The stakes of Stormont

Well, golly. Northern Ireland's politicians can't agree. Forget Groundhog Day – we've already had our deja vu. And when they can't agree, in fly the British and Irish prime ministers to try to sort things out. And after hours and hours of talks – no deal.

The stakes for this couldn't be higher. Even after all-night talks, Gordon Brown and Brian Cowen had to fess up to no deal. The body language of the two ­leaders and their facial expressions kind of said: what on earth are we going to do with these people?

I guess the last thing Brown wanted this week was a trip to Belfast. Nor Cowen. Does Brown want to re-institute direct rule from London? Hell, no. Does Cowen want a destabilised Northern Ireland on the doorstep of the Republic of Ireland, while he's trying to cope with the strange death of the Celtic tiger economy? Hell, no.

But it just shows how both men and their governments regard this problem as a major issue. For this, if no other ­reason, Northern Ireland's peace process is examined the world over as a model for resolving divided societies. Now, neither prime minister has invested as much time in this as their predecessors, Tony Blair and Bertie Ahern. Do they really be want to be seen to fail? I don't think so.

The prime ministers have said that the prospect of agreement is close to 80%, maybe even more. But we've been here before. The parties involved in Northern Ireland's assembly know that policing and justice powers have to be devolved from London to Belfast. As do Brown and Cowen. Why hasn't it happened? Without going into too much detail, unionists have enough difficulty with Martin McGuinness – a former IRA commander – in government at all, as deputy first minister of the devolved executive, never mind having him run the courts. Tough stuff (for unionists).

What unionists argue is that all the concessions have been in the republicans'/nationalists' favour. What they forget is that the IRA decommissioned its weaponry: and that Sinn Féin signed up to backing policing and justice, and the courts. I suspect that people ­outside of Irish republicanism do not get just how much that was throwing away ­tablets of stone.

The overarching risk in all of this is that Sinn Féin could walk away from the assembly as it stands, and provoke an election where the unionist vote is split three ways – leaving Sinn Féin the largest party, and McGuinness the likely first minister in a new assembly. Picture even the most liberal unionist living with that.

There are a few days left to save this Northern Ireland assembly. If it can't be retrieved, look out for direct rule: or worse – for unionists – joint authority between London and Dublin.

There's an old adage in Northern ­Ireland: every time the unionists walk away from the table, the less there is for them when they come back.

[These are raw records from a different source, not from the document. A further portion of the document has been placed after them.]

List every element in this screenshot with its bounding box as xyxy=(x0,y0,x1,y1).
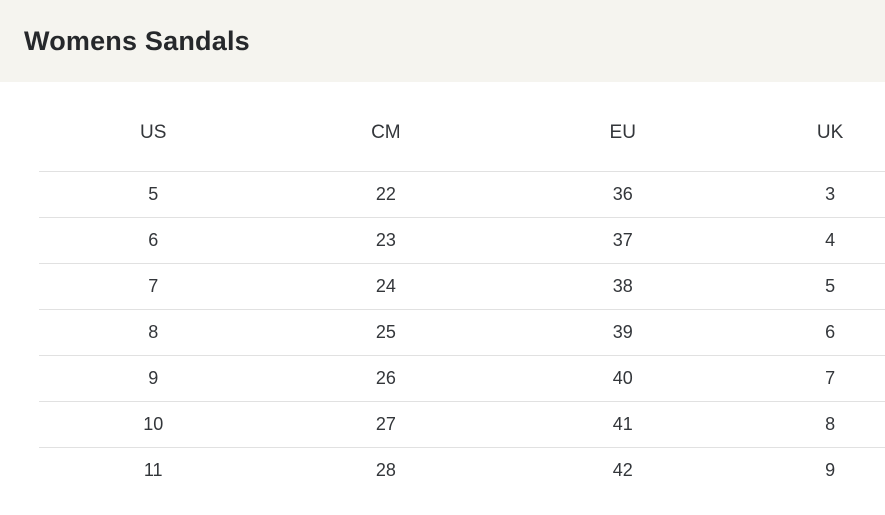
table-row: 8 25 39 6 xyxy=(39,308,885,355)
size-table-body: 5 22 36 3 6 23 37 4 7 24 38 5 8 25 39 6 9 26 40 7 10 27 41 8 11 2… xyxy=(39,170,885,493)
size-cell: 38 xyxy=(504,262,742,309)
size-cell: 25 xyxy=(267,308,505,355)
size-cell: 26 xyxy=(267,354,505,401)
size-cell: 8 xyxy=(741,400,885,447)
size-cell: 42 xyxy=(504,446,742,493)
size-cell: 39 xyxy=(504,308,742,355)
size-cell: 22 xyxy=(267,170,505,217)
table-row: 6 23 37 4 xyxy=(39,216,885,263)
column-header-cm: CM xyxy=(371,122,401,144)
page-title: Womens Sandals xyxy=(24,25,250,56)
column-header-uk: UK xyxy=(816,122,844,144)
size-cell: 24 xyxy=(267,262,505,309)
size-cell: 5 xyxy=(39,170,268,217)
size-cell: 27 xyxy=(267,400,505,447)
column-header-eu: EU xyxy=(609,122,636,144)
size-cell: 8 xyxy=(39,308,268,355)
size-cell: 37 xyxy=(504,216,742,263)
size-cell: 41 xyxy=(504,400,742,447)
size-cell: 36 xyxy=(504,170,742,217)
size-cell: 7 xyxy=(741,354,885,401)
size-cell: 40 xyxy=(504,354,742,401)
size-cell: 23 xyxy=(267,216,505,263)
table-row: 9 26 40 7 xyxy=(39,354,885,401)
size-chart: US CM EU UK 5 22 36 3 6 23 37 4 7 24 38 5 8 25 39 6 9 26 4… xyxy=(39,82,885,493)
table-row: 10 27 41 8 xyxy=(39,400,885,447)
size-cell: 4 xyxy=(741,216,885,263)
table-header-row: US CM EU UK xyxy=(39,82,885,171)
size-cell: 28 xyxy=(267,446,505,493)
size-cell: 10 xyxy=(39,400,268,447)
table-row: 11 28 42 9 xyxy=(39,446,885,493)
size-cell: 3 xyxy=(741,170,885,217)
size-cell: 7 xyxy=(39,262,268,309)
column-header-us: US xyxy=(140,122,167,144)
table-row: 5 22 36 3 xyxy=(39,170,885,217)
size-cell: 9 xyxy=(39,354,268,401)
size-cell: 9 xyxy=(741,446,885,493)
header-band: Womens Sandals xyxy=(0,0,885,82)
size-cell: 5 xyxy=(741,262,885,309)
size-cell: 11 xyxy=(39,446,268,493)
size-cell: 6 xyxy=(39,216,268,263)
size-table: US CM EU UK 5 22 36 3 6 23 37 4 7 24 38 5 8 25 39 6 9 26 4… xyxy=(39,82,885,493)
table-row: 7 24 38 5 xyxy=(39,262,885,309)
size-cell: 6 xyxy=(741,308,885,355)
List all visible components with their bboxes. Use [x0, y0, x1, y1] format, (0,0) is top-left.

A personal prediction? Some kind of halfway house deal will be done, fairly soon. The parties have invested too much in the process to let it go.

And everyone's fear is this: the ­­republican dissident paramilitaries fill the vacuum. The message to Sinn Féin in their latest attacks (including as nasty and as vicious an attack as I can remember in 30 years, on Peadar Heffron, the Irish-speaking Catholic member of the new police force who encapsulates the province's future) is that politics doesn't work. They forget: violence doesn't work either.

So in terms of preserving devolution, could the stakes be any higher? As one official said to me: "I'm pessimistic, but not without hope."

Denis Murray, a former BBC Ireland correspondent.